Ma qual è la chiave del successo delle auto cinesi in Europa? Partendo da una posizione di svantaggio sul piano dell’immagine e ancora in buona parte sconosciute alle nostre latitudini, queste vetture hanno recuperato in fretta terreno grazie a prezzi molto competitivi e a un livello di tecnologia talvolta irreperibile in rivali europee anche ben più costose. A differenza delle quali, peraltro, offrono inclusi nel prezzo raffinati sistemi di assistenza alla guida che i costruttori occidentali propongono spesso solo come optional a pagamento, facendo lievitare non poco la spesa.

L’essere infarcite di sofisticati aiuti elettronici alla guida, non significa che questi funzionino davvero. Questo è quel che si evince da un test indipendente svolto dal sito cinese DCarstudio, che ha affidato a una squadra di collaudatori 36 auto di venti diversi marchi automobilistici, e messo a confronto su percorsi di prova allestiti ad hoc e chiusi al traffico, soprattutto modelli cinesi (ma anche europei e americani).
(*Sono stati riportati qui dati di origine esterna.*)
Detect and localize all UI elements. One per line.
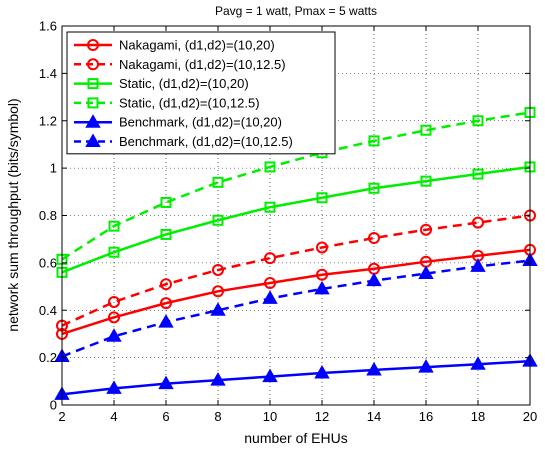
- chart-title: Pavg = 1 watt, Pmax = 5 watts: [215, 4, 377, 18]
- series-layer: [54, 106, 538, 400]
- data-point: [106, 328, 122, 342]
- data-point: [160, 196, 172, 208]
- data-point: [366, 272, 382, 287]
- data-point: [108, 311, 120, 324]
- data-point: [472, 168, 484, 180]
- data-point: [420, 223, 432, 236]
- data-point: [314, 280, 330, 295]
- data-point: [262, 290, 278, 304]
- y-tick-labels: 0 0.2 0.4 0.6 0.8 1 1.2 1.4 1.6: [39, 19, 57, 413]
- data-point: [368, 182, 380, 194]
- x-tick-label: 10: [263, 409, 277, 424]
- data-point: [420, 124, 432, 136]
- data-point: [314, 365, 330, 379]
- data-point: [418, 265, 434, 280]
- data-point: [108, 295, 120, 308]
- data-point: [472, 216, 484, 229]
- data-point: [158, 314, 174, 328]
- legend-label: Nakagami, (d1,d2)=(10,20): [119, 38, 275, 53]
- x-tick-label: 20: [523, 409, 537, 424]
- x-tick-label: 16: [419, 409, 433, 424]
- y-tick-label: 1.4: [39, 66, 57, 81]
- data-point: [368, 135, 380, 147]
- axis-ticks: [61, 25, 531, 406]
- y-tick-label: 0.2: [39, 350, 57, 365]
- y-tick-label: 1.6: [39, 19, 57, 34]
- data-point: [368, 232, 380, 245]
- legend-label: Benchmark, (d1,d2)=(10,12.5): [119, 134, 293, 149]
- y-tick-label: 0: [50, 398, 57, 413]
- y-tick-label: 0.6: [39, 255, 57, 270]
- series-line: [61, 248, 531, 336]
- data-point: [158, 375, 174, 390]
- y-tick-label: 0.4: [39, 303, 57, 318]
- data-point: [366, 361, 382, 376]
- legend-entry: Static, (d1,d2)=(10,20): [74, 76, 249, 91]
- legend-marker: [85, 133, 101, 147]
- data-point: [420, 175, 432, 187]
- data-point: [212, 176, 224, 188]
- x-tick-label: 14: [367, 409, 381, 424]
- data-point: [160, 297, 172, 310]
- series-line: [61, 259, 531, 358]
- x-tick-label: 2: [58, 409, 65, 424]
- data-point: [264, 277, 276, 290]
- x-tick-label: 18: [471, 409, 485, 424]
- legend-label: Static, (d1,d2)=(10,12.5): [119, 95, 260, 110]
- data-point: [210, 302, 226, 316]
- series-line: [61, 165, 531, 274]
- x-tick-label: 12: [315, 409, 329, 424]
- series-5: [54, 353, 538, 400]
- legend-marker: [87, 78, 99, 90]
- x-axis-label: number of EHUs: [244, 430, 347, 446]
- legend-marker: [85, 114, 101, 128]
- x-tick-label: 4: [110, 409, 117, 424]
- y-tick-label: 1: [50, 161, 57, 176]
- data-point: [108, 246, 120, 258]
- data-point: [212, 285, 224, 298]
- y-tick-label: 0.8: [39, 208, 57, 223]
- x-tick-label: 8: [214, 409, 221, 424]
- x-tick-label: 6: [162, 409, 169, 424]
- series-line: [61, 214, 531, 327]
- series-line: [61, 111, 531, 261]
- data-point: [212, 263, 224, 276]
- x-tick-labels: 2 4 6 8 10 12 14 16 18 20: [58, 409, 537, 424]
- y-axis-label: network sum throughput (bits/symbol): [5, 98, 21, 331]
- legend-label: Nakagami, (d1,d2)=(10,12.5): [119, 57, 286, 72]
- data-point: [470, 258, 486, 272]
- data-point: [160, 228, 172, 240]
- legend-label: Benchmark, (d1,d2)=(10,20): [119, 115, 282, 130]
- legend-label: Static, (d1,d2)=(10,20): [119, 76, 249, 91]
- data-point: [470, 356, 486, 370]
- data-point: [108, 220, 120, 232]
- data-point: [316, 241, 328, 254]
- legend-marker: [87, 58, 99, 71]
- legend: Nakagami, (d1,d2)=(10,20) Nakagami, (d1,d…: [66, 31, 336, 155]
- series-line: [61, 359, 531, 396]
- y-tick-label: 1.2: [39, 113, 57, 128]
- legend-entry: Nakagami, (d1,d2)=(10,12.5): [74, 57, 286, 72]
- legend-marker: [87, 97, 99, 109]
- data-point: [262, 368, 278, 383]
- legend-marker: [87, 39, 99, 51]
- data-point: [212, 214, 224, 226]
- legend-entry: Static, (d1,d2)=(10,12.5): [74, 95, 260, 110]
- data-point: [160, 278, 172, 291]
- data-point: [418, 359, 434, 373]
- data-point: [264, 161, 276, 173]
- data-point: [210, 372, 226, 386]
- data-point: [264, 252, 276, 265]
- data-point: [106, 380, 122, 394]
- legend-box: [66, 31, 336, 155]
- legend-entry: Nakagami, (d1,d2)=(10,20): [74, 38, 275, 53]
- data-point: [316, 192, 328, 204]
- data-point: [264, 201, 276, 213]
- data-point: [472, 115, 484, 127]
- legend-entry: Benchmark, (d1,d2)=(10,12.5): [74, 133, 293, 149]
- data-point: [316, 268, 328, 281]
- legend-entry: Benchmark, (d1,d2)=(10,20): [74, 114, 282, 130]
Il verdetto? Difficile stabilire quali siano le auto più sicure, ma al di là delle lacune più o meno gravi mostrate dagli Adas di alcune vetture cinesi (molte delle quali sono già arrivate o arriveranno presto anche in Italia), ciò che emerge chiaramente e deve far riflettere, guardando il video completo del test (qui sotto), è che la prudenza, quando si lascia “guidare da sola” un’automobile, non è mai troppa. Forse, un giorno, la guida autonoma farà dormire sonni tranquilli. Ma fino a quel momento, meglio tenere gli occhi ben aperti e le mani ben salde sul volante.